具體來說,在給定輸入特徵的情況下,SE塊首先對每個通道單獨使用全局平均池化,然後使用兩個具有非線性的完全連接(FC)層,然後使用一個Sigmoid函數來生成通道權值。兩個FC層的設計是爲了捕捉非線性的跨通道交互,其中包括降維來控制模型的複雜性。雖然該策略在後續的通道注意模塊中得到了廣泛的應用,但作者的實驗研究表明,降維對通道注意預測帶來了副作用,捕獲所有通道之間的依賴是低效的,也是不必要的。
在不降低維數的通道級全局平均池化之後,ECA通過考慮每個通道及其k個鄰居來捕獲局部跨通道交互信息。實踐證明,該方法保證了模型效率和計算效果。需要注意的是,ECA可以通過大小爲k的快速1D卷積來有效實現,其中卷積核大小爲k代表了局部跨信道交互的覆蓋率,即,該通道附近有多少鄰居參與了這個信道的注意力預測,爲了避免通過交叉驗證對k進行手動調優,本文提出了一種方法來自適應地確定k,其中交互的覆蓋率(即卷積核大小 k)與通道維數成正比。
import torch
from torch import nn
from torch.nn.parameter import Parameter
class eca_layer(nn.Module):
"""Constructs a ECA module.
Args:
channel: Number of channels of the input feature map
k_size: Adaptive selection of kernel size
"""
def __init__(self, channel, k_size=3):
super(eca_layer, self).__init__()
self.avg_pool = nn.AdaptiveAvgPool2d(1)
self.conv = nn.Conv1d(1, 1, kernel_size=k_size, padding=(k_size - 1) // 2, bias=False)
self.sigmoid = nn.Sigmoid()
def forward(self, x):
# x: input features with shape [b, c, h, w]
b, c, h, w = x.size()
# feature descriptor on the global spatial information
y = self.avg_pool(x)
# Two different branches of ECA module
y = self.conv(y.squeeze(-1).transpose(-1, -2)).transpose(-1, -2).unsqueeze(-1)
# Multi-scale information fusion
y = self.sigmoid(y)
return x * y.expand_as(x)
from torch import nn
from .eca_module import eca_layer
__all__ = ['ECA_MobileNetV2', 'eca_mobilenet_v2']
model_urls = {
'mobilenet_v2': 'https://download.pytorch.org/models/mobilenet_v2-b0353104.pth',
}
class ConvBNReLU(nn.Sequential):
def __init__(self, in_planes, out_planes, kernel_size=3, stride=1, groups=1):
padding = (kernel_size - 1) // 2
super(ConvBNReLU, self).__init__(
nn.Conv2d(in_planes, out_planes, kernel_size, stride, padding, groups=groups, bias=False),
nn.BatchNorm2d(out_planes),
nn.ReLU6(inplace=True)
)
class InvertedResidual(nn.Module):
def __init__(self, inp, oup, stride, expand_ratio, k_size):
super(InvertedResidual, self).__init__()
self.stride = stride
assert stride in [1, 2]
hidden_dim = int(round(inp * expand_ratio))

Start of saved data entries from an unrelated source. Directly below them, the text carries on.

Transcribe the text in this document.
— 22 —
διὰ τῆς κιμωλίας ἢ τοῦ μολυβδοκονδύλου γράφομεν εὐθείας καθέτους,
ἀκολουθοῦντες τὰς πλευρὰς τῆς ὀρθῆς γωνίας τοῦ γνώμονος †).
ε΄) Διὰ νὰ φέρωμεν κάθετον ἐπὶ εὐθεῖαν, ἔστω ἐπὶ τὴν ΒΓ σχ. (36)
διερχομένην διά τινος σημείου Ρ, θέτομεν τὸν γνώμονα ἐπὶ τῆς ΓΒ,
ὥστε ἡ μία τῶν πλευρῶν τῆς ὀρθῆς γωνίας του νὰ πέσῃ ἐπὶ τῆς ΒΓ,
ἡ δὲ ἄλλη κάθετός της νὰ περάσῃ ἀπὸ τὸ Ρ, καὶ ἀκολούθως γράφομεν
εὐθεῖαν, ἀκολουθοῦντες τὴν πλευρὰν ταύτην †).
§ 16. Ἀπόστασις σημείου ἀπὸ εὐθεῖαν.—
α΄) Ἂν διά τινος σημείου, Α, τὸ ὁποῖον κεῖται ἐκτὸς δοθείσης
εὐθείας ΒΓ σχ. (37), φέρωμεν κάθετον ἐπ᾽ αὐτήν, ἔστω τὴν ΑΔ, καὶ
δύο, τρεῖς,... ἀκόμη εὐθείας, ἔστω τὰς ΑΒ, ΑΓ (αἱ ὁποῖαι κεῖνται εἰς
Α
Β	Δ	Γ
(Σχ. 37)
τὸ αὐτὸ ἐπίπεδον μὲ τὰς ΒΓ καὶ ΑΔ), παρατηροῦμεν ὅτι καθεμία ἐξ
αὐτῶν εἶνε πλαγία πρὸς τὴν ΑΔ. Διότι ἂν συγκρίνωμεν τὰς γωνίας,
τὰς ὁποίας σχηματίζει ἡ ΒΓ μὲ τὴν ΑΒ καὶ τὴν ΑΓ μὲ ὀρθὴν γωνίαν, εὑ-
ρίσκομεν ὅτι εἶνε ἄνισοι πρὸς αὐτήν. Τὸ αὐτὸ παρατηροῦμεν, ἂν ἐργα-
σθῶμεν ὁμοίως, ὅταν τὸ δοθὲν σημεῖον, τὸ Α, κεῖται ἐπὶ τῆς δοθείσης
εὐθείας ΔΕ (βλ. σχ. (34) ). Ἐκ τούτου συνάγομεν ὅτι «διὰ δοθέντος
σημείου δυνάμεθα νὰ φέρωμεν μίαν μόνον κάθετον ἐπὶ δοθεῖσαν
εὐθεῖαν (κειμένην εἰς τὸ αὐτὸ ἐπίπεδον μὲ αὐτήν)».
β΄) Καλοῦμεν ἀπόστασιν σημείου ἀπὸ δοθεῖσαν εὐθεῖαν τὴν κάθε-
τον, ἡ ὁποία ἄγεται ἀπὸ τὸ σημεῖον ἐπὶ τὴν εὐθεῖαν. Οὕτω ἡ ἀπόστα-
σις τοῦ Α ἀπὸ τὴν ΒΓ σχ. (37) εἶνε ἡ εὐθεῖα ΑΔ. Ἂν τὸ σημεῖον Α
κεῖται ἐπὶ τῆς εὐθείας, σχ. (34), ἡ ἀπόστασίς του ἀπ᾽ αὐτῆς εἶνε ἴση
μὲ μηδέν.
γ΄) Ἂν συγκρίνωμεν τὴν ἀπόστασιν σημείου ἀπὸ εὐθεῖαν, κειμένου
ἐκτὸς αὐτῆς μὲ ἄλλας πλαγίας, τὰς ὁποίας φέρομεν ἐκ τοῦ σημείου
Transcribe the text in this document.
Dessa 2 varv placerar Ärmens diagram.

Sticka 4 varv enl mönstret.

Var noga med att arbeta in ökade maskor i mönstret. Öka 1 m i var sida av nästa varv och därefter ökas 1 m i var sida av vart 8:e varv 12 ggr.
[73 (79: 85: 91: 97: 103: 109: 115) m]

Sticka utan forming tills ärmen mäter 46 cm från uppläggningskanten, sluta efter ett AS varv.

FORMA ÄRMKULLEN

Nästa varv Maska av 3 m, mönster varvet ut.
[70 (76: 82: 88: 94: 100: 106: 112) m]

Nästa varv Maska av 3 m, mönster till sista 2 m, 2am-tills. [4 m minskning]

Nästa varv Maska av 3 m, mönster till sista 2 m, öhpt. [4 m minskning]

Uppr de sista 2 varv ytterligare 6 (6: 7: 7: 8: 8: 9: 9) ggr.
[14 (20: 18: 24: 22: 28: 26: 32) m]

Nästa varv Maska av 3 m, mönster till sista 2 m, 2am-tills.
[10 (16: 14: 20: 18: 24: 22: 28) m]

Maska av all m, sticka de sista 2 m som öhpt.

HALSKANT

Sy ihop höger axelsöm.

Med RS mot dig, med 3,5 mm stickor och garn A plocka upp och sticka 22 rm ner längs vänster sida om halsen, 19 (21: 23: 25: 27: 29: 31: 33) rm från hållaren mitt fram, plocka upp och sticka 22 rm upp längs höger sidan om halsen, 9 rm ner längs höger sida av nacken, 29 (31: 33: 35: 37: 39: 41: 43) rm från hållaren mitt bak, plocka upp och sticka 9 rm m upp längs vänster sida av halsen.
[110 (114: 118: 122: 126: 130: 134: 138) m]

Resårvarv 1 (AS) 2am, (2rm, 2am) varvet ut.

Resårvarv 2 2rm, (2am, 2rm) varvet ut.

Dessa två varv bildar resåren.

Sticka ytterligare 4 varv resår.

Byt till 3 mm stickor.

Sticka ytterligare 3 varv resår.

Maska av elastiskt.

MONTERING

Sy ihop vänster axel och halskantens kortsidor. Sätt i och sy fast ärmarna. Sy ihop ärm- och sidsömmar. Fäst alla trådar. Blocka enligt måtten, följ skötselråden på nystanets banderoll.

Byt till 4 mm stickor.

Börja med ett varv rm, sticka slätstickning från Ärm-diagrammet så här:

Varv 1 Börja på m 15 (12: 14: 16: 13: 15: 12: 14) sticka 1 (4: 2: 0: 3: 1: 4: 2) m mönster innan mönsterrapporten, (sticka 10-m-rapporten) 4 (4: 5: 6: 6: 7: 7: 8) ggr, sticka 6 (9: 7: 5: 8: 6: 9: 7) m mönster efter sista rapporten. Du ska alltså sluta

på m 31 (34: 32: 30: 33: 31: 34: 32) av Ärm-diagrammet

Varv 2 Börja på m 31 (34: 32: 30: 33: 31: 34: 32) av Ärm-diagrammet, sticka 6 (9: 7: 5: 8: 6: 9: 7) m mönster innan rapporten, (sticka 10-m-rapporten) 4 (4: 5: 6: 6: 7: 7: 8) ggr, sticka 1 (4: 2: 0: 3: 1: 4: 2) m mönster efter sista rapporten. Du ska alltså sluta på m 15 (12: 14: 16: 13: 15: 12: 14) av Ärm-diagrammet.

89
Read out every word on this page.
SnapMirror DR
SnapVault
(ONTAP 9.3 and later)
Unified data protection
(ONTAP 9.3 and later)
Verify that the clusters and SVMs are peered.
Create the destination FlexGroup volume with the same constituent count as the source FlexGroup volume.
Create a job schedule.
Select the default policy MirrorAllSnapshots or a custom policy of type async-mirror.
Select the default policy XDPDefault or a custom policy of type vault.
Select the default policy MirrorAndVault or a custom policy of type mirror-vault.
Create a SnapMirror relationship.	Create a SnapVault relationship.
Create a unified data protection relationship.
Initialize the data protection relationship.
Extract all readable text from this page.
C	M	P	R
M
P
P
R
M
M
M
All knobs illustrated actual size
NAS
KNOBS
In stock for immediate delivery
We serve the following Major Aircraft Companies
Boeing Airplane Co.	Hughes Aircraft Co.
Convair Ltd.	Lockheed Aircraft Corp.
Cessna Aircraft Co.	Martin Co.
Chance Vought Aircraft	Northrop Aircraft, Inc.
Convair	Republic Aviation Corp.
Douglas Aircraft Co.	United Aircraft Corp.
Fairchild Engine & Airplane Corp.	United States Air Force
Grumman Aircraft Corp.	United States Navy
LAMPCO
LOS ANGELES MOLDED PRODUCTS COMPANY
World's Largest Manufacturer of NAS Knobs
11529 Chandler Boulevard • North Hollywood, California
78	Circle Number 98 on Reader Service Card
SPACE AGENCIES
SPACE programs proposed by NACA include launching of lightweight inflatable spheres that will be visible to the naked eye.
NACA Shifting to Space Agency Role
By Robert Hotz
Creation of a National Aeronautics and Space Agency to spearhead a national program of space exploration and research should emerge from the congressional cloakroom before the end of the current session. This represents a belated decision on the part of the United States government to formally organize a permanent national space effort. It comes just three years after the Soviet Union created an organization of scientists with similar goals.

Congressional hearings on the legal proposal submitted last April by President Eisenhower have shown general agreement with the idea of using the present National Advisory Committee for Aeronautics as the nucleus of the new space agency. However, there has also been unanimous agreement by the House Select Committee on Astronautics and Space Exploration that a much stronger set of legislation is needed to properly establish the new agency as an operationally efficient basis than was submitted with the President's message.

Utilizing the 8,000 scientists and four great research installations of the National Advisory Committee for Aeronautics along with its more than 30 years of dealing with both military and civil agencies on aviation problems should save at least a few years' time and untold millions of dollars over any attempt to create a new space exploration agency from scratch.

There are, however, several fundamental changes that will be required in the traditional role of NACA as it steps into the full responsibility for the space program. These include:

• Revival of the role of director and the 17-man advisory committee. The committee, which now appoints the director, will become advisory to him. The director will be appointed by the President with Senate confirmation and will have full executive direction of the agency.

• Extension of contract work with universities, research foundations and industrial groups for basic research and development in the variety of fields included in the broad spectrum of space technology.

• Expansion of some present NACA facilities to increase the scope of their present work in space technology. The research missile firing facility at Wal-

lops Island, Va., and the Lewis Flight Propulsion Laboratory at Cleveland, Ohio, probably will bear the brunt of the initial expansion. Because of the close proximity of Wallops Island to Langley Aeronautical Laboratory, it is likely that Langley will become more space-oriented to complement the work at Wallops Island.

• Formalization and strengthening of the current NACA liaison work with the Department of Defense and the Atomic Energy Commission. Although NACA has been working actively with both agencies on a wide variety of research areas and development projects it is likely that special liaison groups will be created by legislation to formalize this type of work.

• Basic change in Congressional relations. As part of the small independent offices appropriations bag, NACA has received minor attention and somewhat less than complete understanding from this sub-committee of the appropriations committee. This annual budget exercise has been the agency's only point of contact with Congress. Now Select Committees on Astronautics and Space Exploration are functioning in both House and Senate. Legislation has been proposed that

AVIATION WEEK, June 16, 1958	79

self.use_res_connect = self.stride == 1 and inp == oup
layers = []
if expand_ratio != 1:
# pw
layers.append(ConvBNReLU(inp, hidden_dim, kernel_size=1))
layers.extend([
# dw
ConvBNReLU(hidden_dim, hidden_dim, stride=stride, groups=hidden_dim),
# pw-linear
nn.Conv2d(hidden_dim, oup, 1, 1, 0, bias=False),
nn.BatchNorm2d(oup),
])
layers.append(eca_layer(oup, k_size))
self.conv = nn.Sequential(*layers)
def forward(self, x):
if self.use_res_connect:
return x + self.conv(x)
else:
return self.conv(x)
class ECA_MobileNetV2(nn.Module):
def __init__(self, num_classes=1000, width_mult=1.0):
super(ECA_MobileNetV2, self).__init__()
block = InvertedResidual
input_channel = 32
last_channel = 1280
inverted_residual_setting = [
# t, c, n, s
[1, 16, 1, 1],
[6, 24, 2, 2],
[6, 32, 3, 2],
[6, 64, 4, 2],
[6, 96, 3, 1],
[6, 160, 3, 2],
[6, 320, 1, 1],
]
# building first layer
input_channel = int(input_channel * width_mult)
self.last_channel = int(last_channel * max(1.0, width_mult))
features = [ConvBNReLU(3, input_channel, stride=2)]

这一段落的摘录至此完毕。